The atrocities I am thinking about are the mass sexual mutilations of little girls across parts of the Muslim world, forced marriage of female children, and the prescribed stoning of “adulterous” women. The first concerns millions; the second, I don’t know, but more than a handful. The latter is rare but it plays a disproportionate symbolic role in Muslim societies. It serves to terrify women, specifically. If that were not the case, the stoning of adulterous men would also be practiced.

Here is how I use this information: People who accept these kinds of barbarisms and who accept their moral leaders’ quiet acquiescence of same live in a moral and mental world radically different from mine. It’s a mental world that is not only different but unacceptable to me. I am sure of this because it so resembles that of my own ancestors before they became civilized. (I am less sure of myself when it comes to cannibalism for example because I have no frame of reference there.) If this rejection makes me Islamophobic, then, I am Islamophobic.

The next logical step is almost unavoidable: Is it likely that people who are in favor of such atrocities, or morally indifferent to them, or morally passive before them, are also, in favor of, morally indifferent to, or passive before, violent jihadism?

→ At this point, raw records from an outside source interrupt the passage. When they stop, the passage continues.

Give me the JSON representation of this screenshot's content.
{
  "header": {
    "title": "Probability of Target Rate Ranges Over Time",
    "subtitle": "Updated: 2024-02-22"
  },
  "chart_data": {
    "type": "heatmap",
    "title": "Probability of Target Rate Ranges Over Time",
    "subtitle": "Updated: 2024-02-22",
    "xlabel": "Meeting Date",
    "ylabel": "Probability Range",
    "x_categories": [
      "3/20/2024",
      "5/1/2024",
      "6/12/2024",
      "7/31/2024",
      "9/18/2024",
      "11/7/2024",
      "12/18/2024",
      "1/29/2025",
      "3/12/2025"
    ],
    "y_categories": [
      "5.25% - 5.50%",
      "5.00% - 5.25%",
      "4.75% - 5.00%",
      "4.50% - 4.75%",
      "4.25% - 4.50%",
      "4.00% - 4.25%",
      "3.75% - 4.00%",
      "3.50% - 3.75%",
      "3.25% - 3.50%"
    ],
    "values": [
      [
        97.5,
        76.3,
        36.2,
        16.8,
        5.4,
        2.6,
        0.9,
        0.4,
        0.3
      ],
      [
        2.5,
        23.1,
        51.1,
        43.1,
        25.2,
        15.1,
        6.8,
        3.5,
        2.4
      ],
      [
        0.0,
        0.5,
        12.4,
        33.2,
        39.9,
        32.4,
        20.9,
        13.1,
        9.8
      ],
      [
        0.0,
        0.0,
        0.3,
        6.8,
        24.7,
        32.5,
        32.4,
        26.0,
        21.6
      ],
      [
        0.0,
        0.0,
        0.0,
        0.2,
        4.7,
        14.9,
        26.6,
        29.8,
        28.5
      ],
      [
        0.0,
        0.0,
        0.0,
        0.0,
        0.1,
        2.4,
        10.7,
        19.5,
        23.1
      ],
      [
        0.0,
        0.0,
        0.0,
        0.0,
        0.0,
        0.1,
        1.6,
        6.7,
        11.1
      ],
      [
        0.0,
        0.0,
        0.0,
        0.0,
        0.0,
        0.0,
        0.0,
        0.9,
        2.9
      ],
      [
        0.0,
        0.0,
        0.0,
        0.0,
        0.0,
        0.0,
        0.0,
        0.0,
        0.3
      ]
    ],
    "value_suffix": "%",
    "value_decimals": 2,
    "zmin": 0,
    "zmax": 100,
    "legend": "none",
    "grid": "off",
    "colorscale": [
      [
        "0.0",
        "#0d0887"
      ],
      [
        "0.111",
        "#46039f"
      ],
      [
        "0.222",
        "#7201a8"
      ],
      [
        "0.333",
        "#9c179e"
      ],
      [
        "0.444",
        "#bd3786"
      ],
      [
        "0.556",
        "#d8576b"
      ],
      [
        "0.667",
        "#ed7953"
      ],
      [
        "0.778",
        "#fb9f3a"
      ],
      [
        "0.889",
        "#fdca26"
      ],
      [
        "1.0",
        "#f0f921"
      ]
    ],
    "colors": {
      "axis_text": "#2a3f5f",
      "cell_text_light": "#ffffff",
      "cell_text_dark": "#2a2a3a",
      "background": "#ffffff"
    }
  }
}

Here is a metaphor about the accusation of Islamophobia:

Suppose I live in the desert close to scorpions. Most are inoffensive, others are mildly dangerous, a few are deadly, I know for a fact. All three categories of scorpions look the same and they behave more or less the same. No friendly scorpion ever lifts a dart against one of his deadly brethren. In that situation, does not reason itself require that I be arthrophobic?

And no, I did not say Muslims were scorpions, or like scorpions. This is a metaphor. If you don’t understand this, you are a moron, not smart enough to read this blog. Please, move on.

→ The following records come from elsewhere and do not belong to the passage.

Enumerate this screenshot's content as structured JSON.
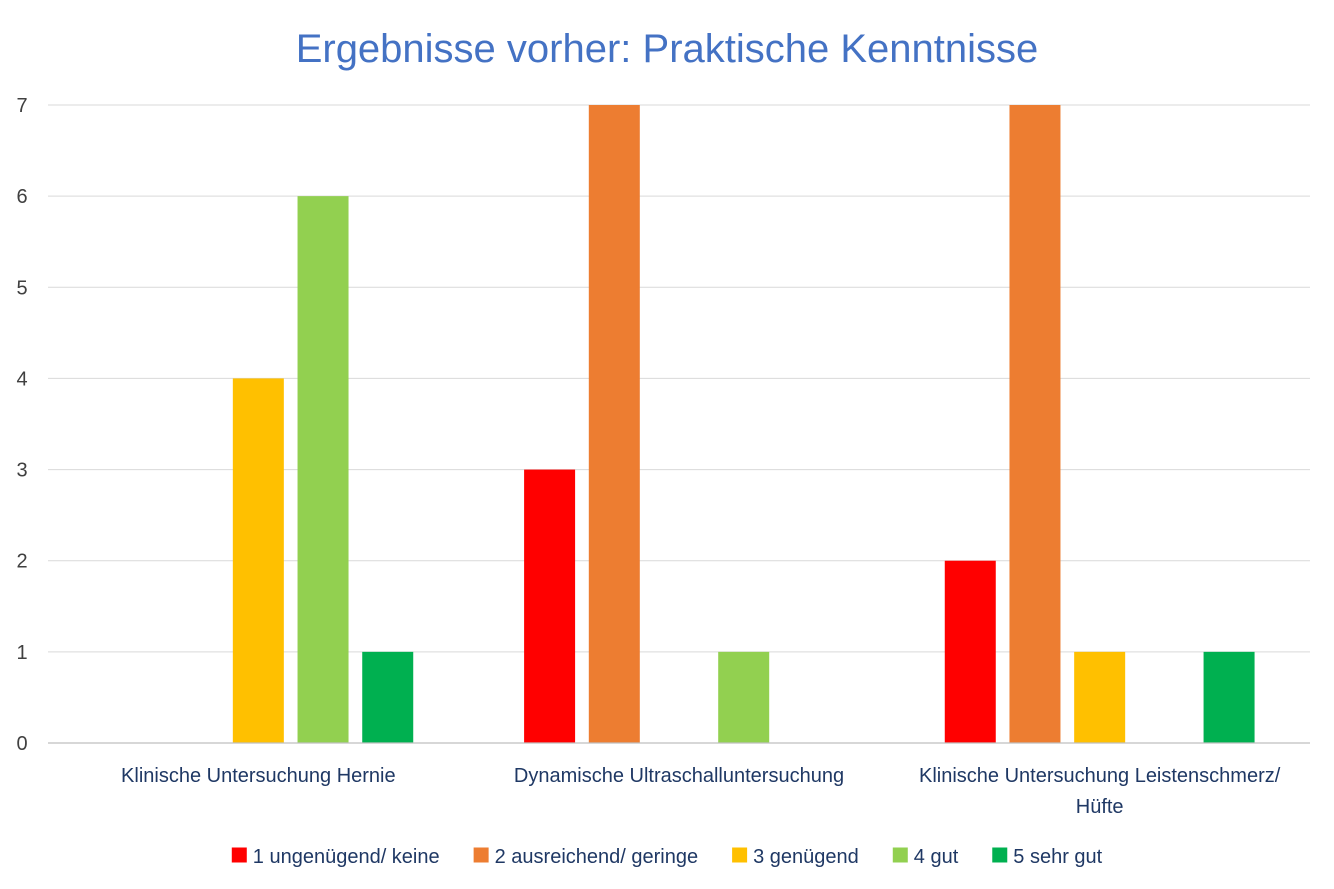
{
  "chart_data": {
    "type": "bar",
    "title": "Ergebnisse vorher: Praktische Kenntnisse",
    "xlabel": "",
    "ylabel": "",
    "ylim": [
      0,
      7
    ],
    "yticks": [
      "0",
      "1",
      "2",
      "3",
      "4",
      "5",
      "6",
      "7"
    ],
    "grid": true,
    "legend_position": "bottom",
    "categories": [
      [
        "Klinische Untersuchung Hernie"
      ],
      [
        "Dynamische Ultraschalluntersuchung"
      ],
      [
        "Klinische Untersuchung Leistenschmerz/",
        "Hüfte"
      ]
    ],
    "series": [
      {
        "name": "1 ungenügend/ keine",
        "color": "#FF0000",
        "values": [
          0,
          3,
          2
        ]
      },
      {
        "name": "2 ausreichend/ geringe",
        "color": "#ED7D31",
        "values": [
          0,
          7,
          7
        ]
      },
      {
        "name": "3 genügend",
        "color": "#FFC000",
        "values": [
          4,
          0,
          1
        ]
      },
      {
        "name": "4 gut",
        "color": "#92D050",
        "values": [
          6,
          1,
          0
        ]
      },
      {
        "name": "5 sehr gut",
        "color": "#00B050",
        "values": [
          1,
          0,
          1
        ]
      }
    ]
  }
}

I am the first one to say that this whole edifice is fragile. Kick a leg or two of it by showing I am in error and it will collapse wholesale. The way to kick it is with facts that contradict what I think are facts but are not. Pointing out logical errors would work too. Incidentally, I hope the edifice will collapse. The whole thing distresses me. I hope to be wrong.

Three more points:

  • First, what I am taking apart above is not “prejudice,” pre-judgment in the absence of fact. I am reasonably sure my facts are facts. If they are not, I offer to correct myself publicly, on this blog and anywhere else I am required to do so. If this happens, I will admit that my position was one of prejudice.
  • Second, it’s possible, even likely, that my examination is overindulgent because I have known Muslims all my life and liked most of them, almost all of them, in fact. It’s difficult to avoid letting a dozen individuals you know well carry more weight than a dozen books and one hundred articles. Bearers of bad news I don’t know are easier to dismiss than carriers of sunshine I know. I have an inescapable pro-Muslim bias. (The only moral maxim posted in my house is said to be a quote from the Koran. It says in English and in elegant Arabic script,“Ignorance is a sin.”)
  • Third, a prediction: To the extent that any Muslim takes the trouble to contradict me rationally, his/her arguments will be mostly besides the point, changing the subject, disputing statements I have not made, etc. Here too, I hope I am wrong.

PS In 8/28/10 Wall Street Journal, a British Muslim activist for peace named Maajid Nawaz wrote a column titled: “Islamism is not Islam” [Editor’s note: see also, Islam versus Islamism on this blog].  I am glad he did but it’s not enough for me. He does not answer my most troubling questions. Perhaps that’s because it’s difficult to assess what matters to those who live far away. Worse, he makes a major factual mistake: Arguing in favor of the relative political innocuousness of Islamists, he asserts that they never came close to power anywhere in the Muslim world. That is not true. The violent Islamist FIS actually won free elections in Algeria in 1990 and 1991. (The military stopped them from taking over the government.) And there is the growing issue of the real nature of the elected Turkish government. All the same, I appreciate Mr Nawaz’s intervention. I hope there will be more like his. He is a brave man. We need more like him, Americans preferably.